Dad

110 8 10
                                    

Dad

Staring at your urn all I can think is how human remains

look like cocaine.  Or so I was told.  I think to test it.

Pry open the urn but I’m afraid nothing will be inside

and maybe this is all one sick joke.  You’re living alone,

always alone, God I hate that you were alone

when you toppled over, a leaning tower of destruction.

I’ll stitch you together, like I made father’s day cards but

glue can’t stick to ashes.  Maybe you’re in hiding and

at my wedding you’ll reappear to walk me down the aisle

and I miss your scent and embrace and my ignorance

because there’s no such thing as angels or demons only

you.  Alone with drugs that look like ashes and fear that tastes

like Dr.
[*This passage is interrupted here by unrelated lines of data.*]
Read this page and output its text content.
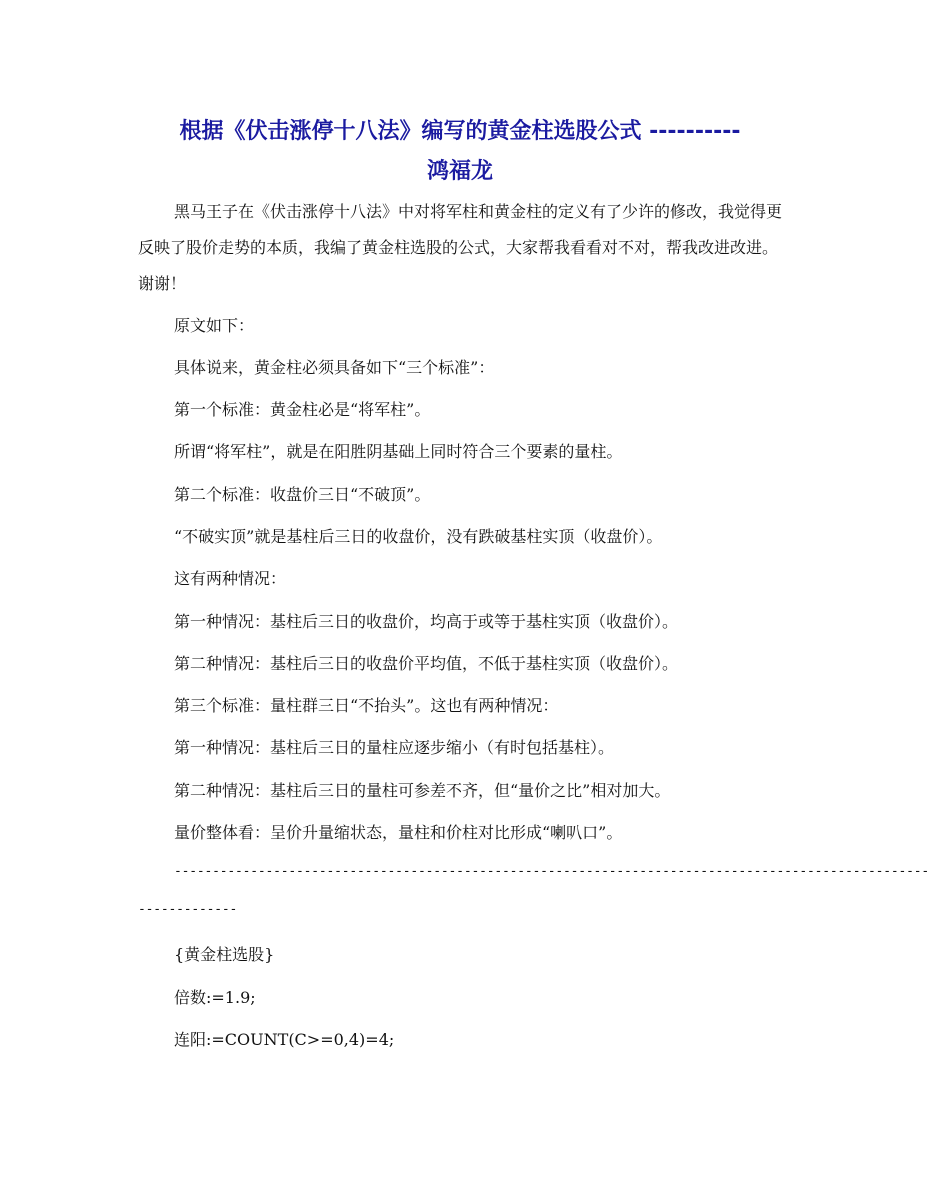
根据《伏击涨停十八法》编写的黄金柱选股公式 ----------
鸿福龙

黑马王子在《伏击涨停十八法》中对将军柱和黄金柱的定义有了少许的修改，我觉得更反映了股价走势的本质，我编了黄金柱选股的公式，大家帮我看看对不对，帮我改进改进。谢谢！

原文如下：

具体说来，黄金柱必须具备如下“三个标准”：

第一个标准：黄金柱必是“将军柱”。

所谓“将军柱”，就是在阳胜阴基础上同时符合三个要素的量柱。

第二个标准：收盘价三日“不破顶”。

“不破实顶”就是基柱后三日的收盘价，没有跌破基柱实顶（收盘价）。

这有两种情况：

第一种情况：基柱后三日的收盘价，均高于或等于基柱实顶（收盘价）。

第二种情况：基柱后三日的收盘价平均值，不低于基柱实顶（收盘价）。

第三个标准：量柱群三日“不抬头”。这也有两种情况：

第一种情况：基柱后三日的量柱应逐步缩小（有时包括基柱）。

第二种情况：基柱后三日的量柱可参差不齐，但“量价之比”相对加大。

量价整体看：呈价升量缩状态，量柱和价柱对比形成“喇叭口”。

---------------------------------------------------------------------------------------------------

-------------

{黄金柱选股}

倍数:=1.9;

连阳:=COUNT(C>=0,4)=4;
Pepper and days spent mini golfing.  You win, I

keep the score cards and your bandana but it’s not you.

It’s not flannel shirts and eggs with mayonnaise and who

will offer me a pickle with every meal and call me

linda consentida, mi corazon, mi hijita?  I can’t remember

what your hands look like.  God, maybe I can fit in the urn

and do all human remains look the same?  Can I pick out

your self-hatred like coal in sand?  Or was that burned

in the crematorium as well?  Your life was a flame.

Not calm and lovely but a wild fire decimating everything,

especially you.  I’ve heard that after a wild fire the earth

is ripe for growth and although the landscape has been

forever scorched flowers will bud so now I live

in waiting for Spring to replinish what this inferno stole.